Opinion on the issue of summer time in general and the movement of the clocks has remained divided for some time. Evidence has been produced on both sides of the argument for moving the clocks, demonstrating the economic benefits and highlighting the cost. The issues are indeed complex. We discuss this at a time of year when it is light before all but the most nocturnal of your Lordships are awake. Yet in winter, when the impact of changing the clocks is most felt, a change to the current arrangements by moving the clocks forward would mean—as we have heard so many times—trading off darker winter mornings for lighter summer evenings. There is no question that the impact of darker mornings would be most significant in Scotland.

The measures of the noble Lord’s Bill differ slightly from those that we have seen in your Lordship’s House on previous occasions. Most of the Bills on the issue of summer time have tended to talk about moving the clocks within the UK to align with central Europe—that is, to put the clocks forward an hour of where they are currently. The noble Lord stressed that his Bill is only on the right to choose. We recognise that the provisions are designed to give Scotland and Wales the right to choose but, as my noble friend Lord Addington asserted, if they exercise that right then the United Kingdom could end up with different time zones, the consequences of which we do not underestimate. Rather than addressing the merits of moving the clocks, which the noble Lord has set out at length on many previous occasions, the Bill simply proposes to devolve responsibility for changing the clocks to Scotland and Wales—just as it is currently devolved in Northern Ireland.

As we know, responsibility for time in Great Britain is a reserved matter under the current devolution arrangements.

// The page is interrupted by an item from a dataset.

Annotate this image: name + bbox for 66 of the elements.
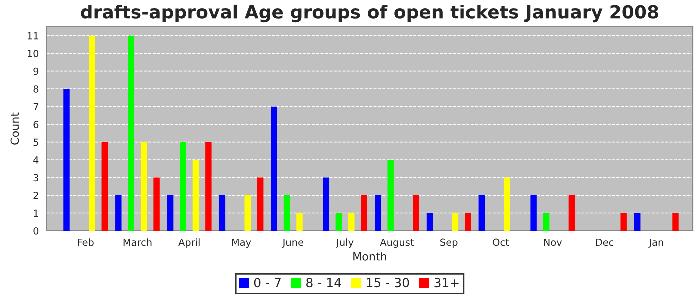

As noble Lords may be aware, when the Scotland Bill was debated in the other place, an amendment was tabled by Angus MacNeil MP designed to achieve the exact same outcome that the noble Lord is trying to achieve here today—that Scotland should have its own responsibility over which time zone it should sit in and that that power should not sit with Westminster. In the debates on that amendment, it was felt that not only did the proposal run contrary to the spirit and effect of the Scotland Bill but it also went against the Government position of the whole of the UK remaining in the same time zone. As such, the amendment was heavily defeated.

The Government do not support the devolution of responsibility for time to Scotland and Wales, and the possibility of different time zones operating within Great Britain. The crux of the matter is quite simply that we are far too small a nation to have, within the British Isles, more than one time zone. There are obvious practical difficulties in having separate time zones for both Wales and Scotland. Transactions between Scotland and England, and between Wales and England, would take on an unwanted complexity unnecessary for so small a country. The level of disruption caused should not be underestimated were the three countries to end up on different time zones. Those who live on the borders with either Wales or Scotland would be significantly disrupted if commuting between countries on a daily basis. Implications for travel in general should also not be considered lightly.

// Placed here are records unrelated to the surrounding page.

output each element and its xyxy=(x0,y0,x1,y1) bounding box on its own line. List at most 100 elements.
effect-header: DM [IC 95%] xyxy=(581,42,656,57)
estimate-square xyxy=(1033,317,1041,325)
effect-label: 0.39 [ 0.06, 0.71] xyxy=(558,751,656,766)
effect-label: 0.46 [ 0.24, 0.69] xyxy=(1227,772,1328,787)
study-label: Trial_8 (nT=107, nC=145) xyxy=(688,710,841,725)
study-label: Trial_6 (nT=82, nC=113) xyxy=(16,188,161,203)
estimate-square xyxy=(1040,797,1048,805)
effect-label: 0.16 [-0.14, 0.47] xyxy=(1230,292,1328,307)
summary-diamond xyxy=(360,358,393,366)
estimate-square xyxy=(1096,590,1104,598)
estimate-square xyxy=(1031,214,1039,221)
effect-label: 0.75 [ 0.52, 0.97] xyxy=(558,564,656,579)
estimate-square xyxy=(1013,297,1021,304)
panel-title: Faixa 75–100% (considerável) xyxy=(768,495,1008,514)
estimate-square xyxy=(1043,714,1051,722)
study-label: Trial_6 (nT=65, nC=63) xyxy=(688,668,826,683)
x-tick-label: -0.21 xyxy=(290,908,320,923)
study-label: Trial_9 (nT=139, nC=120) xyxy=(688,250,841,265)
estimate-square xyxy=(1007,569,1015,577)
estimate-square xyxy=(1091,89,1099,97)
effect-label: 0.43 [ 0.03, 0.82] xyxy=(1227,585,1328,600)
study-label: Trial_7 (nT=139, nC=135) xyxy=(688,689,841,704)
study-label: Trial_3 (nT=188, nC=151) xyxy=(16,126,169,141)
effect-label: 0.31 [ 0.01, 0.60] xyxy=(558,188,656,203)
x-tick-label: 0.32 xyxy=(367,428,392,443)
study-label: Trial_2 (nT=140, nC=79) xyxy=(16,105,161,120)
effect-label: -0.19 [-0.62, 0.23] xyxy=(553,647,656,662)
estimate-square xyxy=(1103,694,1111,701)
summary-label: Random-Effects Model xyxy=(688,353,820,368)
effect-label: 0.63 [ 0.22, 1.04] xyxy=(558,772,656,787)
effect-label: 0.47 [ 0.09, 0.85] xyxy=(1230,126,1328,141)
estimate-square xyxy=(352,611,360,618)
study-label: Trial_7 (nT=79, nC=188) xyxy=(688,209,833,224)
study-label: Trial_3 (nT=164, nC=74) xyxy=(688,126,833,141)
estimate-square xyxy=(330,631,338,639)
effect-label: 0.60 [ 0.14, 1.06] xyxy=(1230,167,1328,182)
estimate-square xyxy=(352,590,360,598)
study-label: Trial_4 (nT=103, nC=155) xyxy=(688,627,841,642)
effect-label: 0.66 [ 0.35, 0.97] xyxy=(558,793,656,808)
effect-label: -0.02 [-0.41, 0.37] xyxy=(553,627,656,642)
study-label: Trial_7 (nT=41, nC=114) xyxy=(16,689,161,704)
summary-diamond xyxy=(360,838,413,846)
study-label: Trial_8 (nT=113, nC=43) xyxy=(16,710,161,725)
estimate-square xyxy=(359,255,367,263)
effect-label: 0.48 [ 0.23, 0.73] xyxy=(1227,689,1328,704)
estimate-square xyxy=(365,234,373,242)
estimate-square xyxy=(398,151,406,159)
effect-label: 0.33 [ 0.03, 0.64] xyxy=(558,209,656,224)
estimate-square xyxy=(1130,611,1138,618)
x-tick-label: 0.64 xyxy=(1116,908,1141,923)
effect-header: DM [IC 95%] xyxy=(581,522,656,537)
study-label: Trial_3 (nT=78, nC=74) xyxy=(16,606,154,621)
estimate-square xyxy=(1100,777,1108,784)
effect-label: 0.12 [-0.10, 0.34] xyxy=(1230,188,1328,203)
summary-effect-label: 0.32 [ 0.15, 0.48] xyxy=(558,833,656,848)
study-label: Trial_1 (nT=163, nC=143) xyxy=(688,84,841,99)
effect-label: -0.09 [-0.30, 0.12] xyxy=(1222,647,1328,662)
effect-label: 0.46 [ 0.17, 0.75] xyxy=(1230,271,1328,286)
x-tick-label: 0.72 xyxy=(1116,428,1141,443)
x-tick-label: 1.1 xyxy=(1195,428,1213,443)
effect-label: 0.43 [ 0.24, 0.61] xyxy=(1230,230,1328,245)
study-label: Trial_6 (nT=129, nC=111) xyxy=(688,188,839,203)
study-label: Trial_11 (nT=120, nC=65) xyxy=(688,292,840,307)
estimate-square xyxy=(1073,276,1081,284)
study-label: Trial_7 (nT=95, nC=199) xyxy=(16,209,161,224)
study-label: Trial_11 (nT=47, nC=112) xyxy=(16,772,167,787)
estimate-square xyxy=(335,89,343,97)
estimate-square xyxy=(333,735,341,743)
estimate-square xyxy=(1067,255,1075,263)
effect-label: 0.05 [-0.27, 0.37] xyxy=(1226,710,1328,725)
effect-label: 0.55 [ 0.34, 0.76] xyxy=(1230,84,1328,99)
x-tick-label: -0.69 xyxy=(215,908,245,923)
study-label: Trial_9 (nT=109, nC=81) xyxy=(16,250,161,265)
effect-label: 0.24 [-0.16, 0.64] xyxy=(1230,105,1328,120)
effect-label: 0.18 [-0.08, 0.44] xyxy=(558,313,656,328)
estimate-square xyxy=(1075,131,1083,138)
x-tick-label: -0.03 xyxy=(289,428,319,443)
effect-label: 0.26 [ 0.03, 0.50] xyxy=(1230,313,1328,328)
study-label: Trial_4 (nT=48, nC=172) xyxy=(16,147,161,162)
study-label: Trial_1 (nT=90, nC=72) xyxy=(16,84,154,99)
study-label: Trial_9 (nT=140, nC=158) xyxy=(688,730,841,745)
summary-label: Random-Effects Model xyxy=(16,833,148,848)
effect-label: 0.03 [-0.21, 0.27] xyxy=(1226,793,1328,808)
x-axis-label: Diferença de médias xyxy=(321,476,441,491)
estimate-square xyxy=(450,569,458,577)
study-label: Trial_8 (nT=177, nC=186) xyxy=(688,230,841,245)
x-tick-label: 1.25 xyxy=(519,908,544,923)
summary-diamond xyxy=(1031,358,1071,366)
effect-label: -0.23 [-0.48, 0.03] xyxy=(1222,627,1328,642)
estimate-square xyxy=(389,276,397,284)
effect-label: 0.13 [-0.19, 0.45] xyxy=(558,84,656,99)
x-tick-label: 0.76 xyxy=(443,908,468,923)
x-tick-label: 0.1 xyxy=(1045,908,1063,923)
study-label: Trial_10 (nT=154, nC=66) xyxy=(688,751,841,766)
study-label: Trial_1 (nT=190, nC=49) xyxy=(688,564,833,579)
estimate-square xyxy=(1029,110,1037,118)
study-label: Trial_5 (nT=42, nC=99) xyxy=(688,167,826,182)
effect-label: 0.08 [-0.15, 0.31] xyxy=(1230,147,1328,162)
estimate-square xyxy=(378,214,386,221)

On the comments made by the noble Lord, Lord Tanlaw, on Northern Ireland, although it has the power to choose its own zone, in recent conversations with our colleagues there—which are always ongoing—they have no desire to change their time zone to be out of sync with the rest of the United Kingdom. The Prime Minister has made it quite clear—this position was also explained during Second Reading of the Daylight Saving Bill in the other place—that Great Britain as a country should remain in a united time zone. As such, it would be inappropriate for me to express anything other than reservations about this Bill, given that it is not in line with that policy.